Ce matin-là, je fus sortie de mes limbes par la voix forte de M »° F… citant avec passion : « C’était à Mégara, faubourg de Carthage, dans les jardins d’Hamilcar ». Elle répéta cette phrase exemplaire, la tête un peu levée, les yeux perdus, savourant paisiblement le rythme qu’elle scandait de la main. Puis elle entreprit de nous en démontrer la beauté, et je me souviens du mot, « l’efficacité ». Je n’écoutais probablement pas très bien. Odette m’avait poussé du coude et, de derrière ses mains croisées devant sa bouche, elle me chuchotait

« Vous avez lu Salammbô ? C’est formidable. C’est épique. Et il y a une histoire de chaînette ! Mlle F… ferait pas mal d’en mettre une, de chaînette ; on lui verrait moins ses jarretelles ».

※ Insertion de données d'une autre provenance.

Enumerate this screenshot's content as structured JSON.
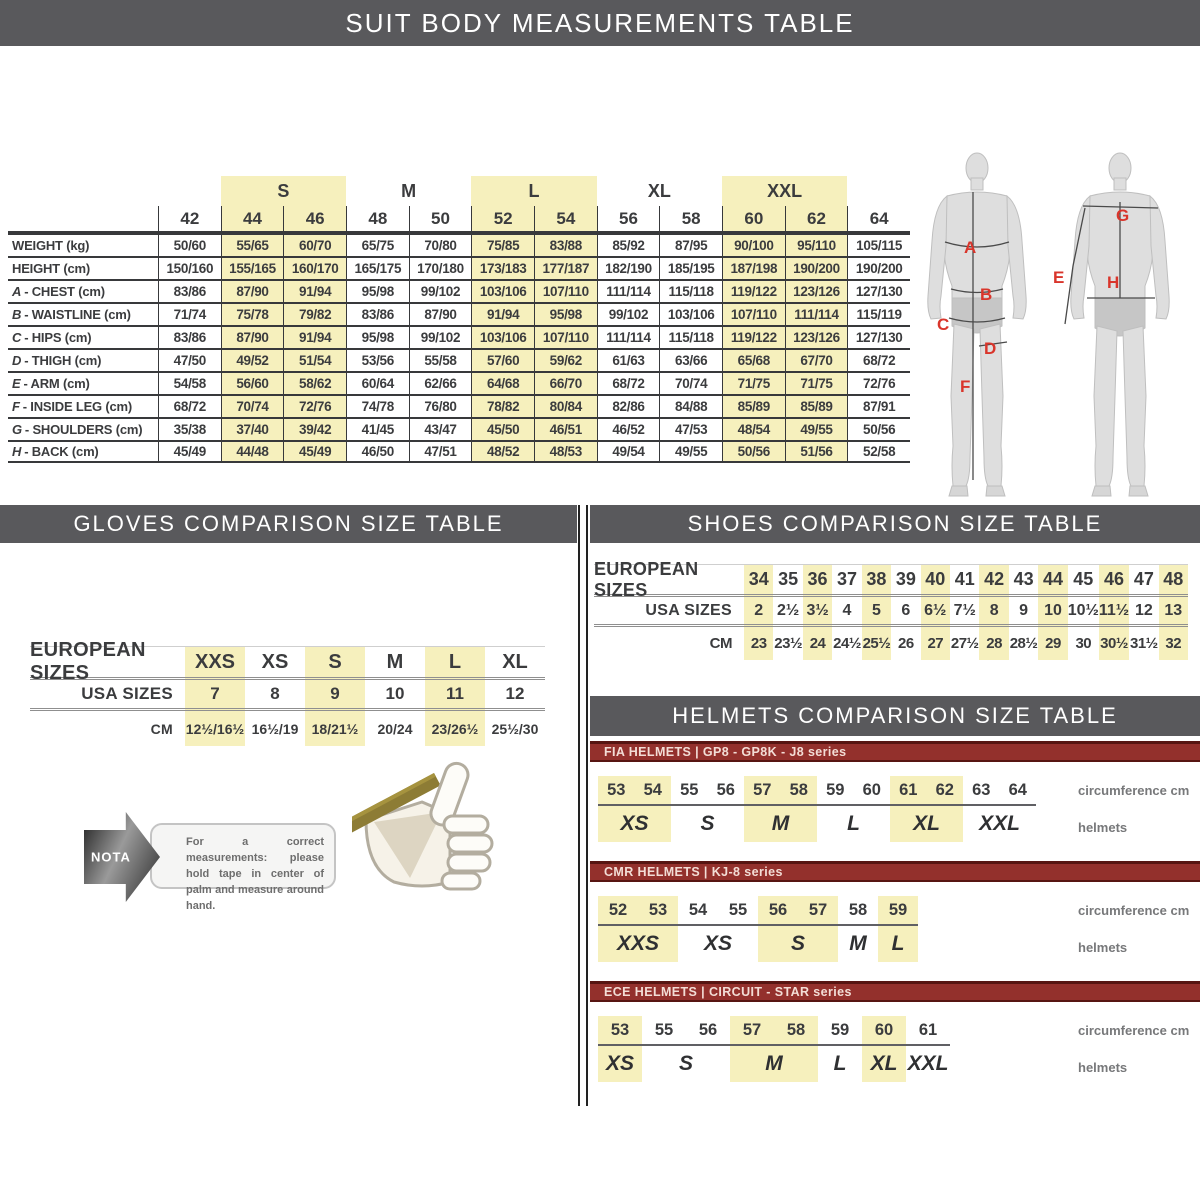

Quelle était cette histoire de chaînette ? Odette me la conta à la récréation et le lendemain elle m’apporta un Salammbô relié en noir et « fauché » dans la bibliothèque de ses parents.

Je dévorai Salammbô. Je ne vais pas raconter que j’en savourai la beauté littéraire. La littérature n’était pour moi rien d’autre qu’une matière scolaire. Un domaine imposé, un bloc d’œuvres et d’auteurs à propos desquels il ne me venait pas à l’esprit de porter un jugement, d’éprouver une réticence. La littérature c’était, d’autre part, des « histoires » que je lisais et qui me distrayaient plus ou moins en m’emportant, à leur suite, dans des aventures qui ne me concernaient pas. Je n’ai pas savouré, apprécié — jugé, en un mot — la beauté littéraire de Salammbô, mais je l’ai subie, comme magiquement. Il y avait certainement, pour m’y aider, cette rencontre de mon âge — où certains mystères cessaient à peine d’en être et des voluptés allusives de Flaubert. Mais si je cherchais, au long de ses chapitres, à suivre pas à pas l’histoire d’amour de la jeune prêtresse, je ne crois pas en avoir sauté une seule page. Et je sais maintenant qu’il fallait un grand art, uni à un travail gigantesque, pour imposer par la trame d’une mince tragédie, cette fresque sanglante.

Plus tard, j’ai relu Salammbô et j’en ai refusé la magie. C’était le temps de la critique. Je souhaitais rejeter les tabous et j’ai épluché avec une sorte de plaisir ses rares faiblesses. Mais un autre moment est venu où j’ai retrouvé l’enchantement. Entre temps, j’avais lu la Correspondance de Flaubert, j’avais découvert ses problèmes et ses drames et, relisant son œuvre, je ne souhaitais plus retrouver une histoire ou juger une forme. Je souhaitais percevoir la grande voix d’un homme.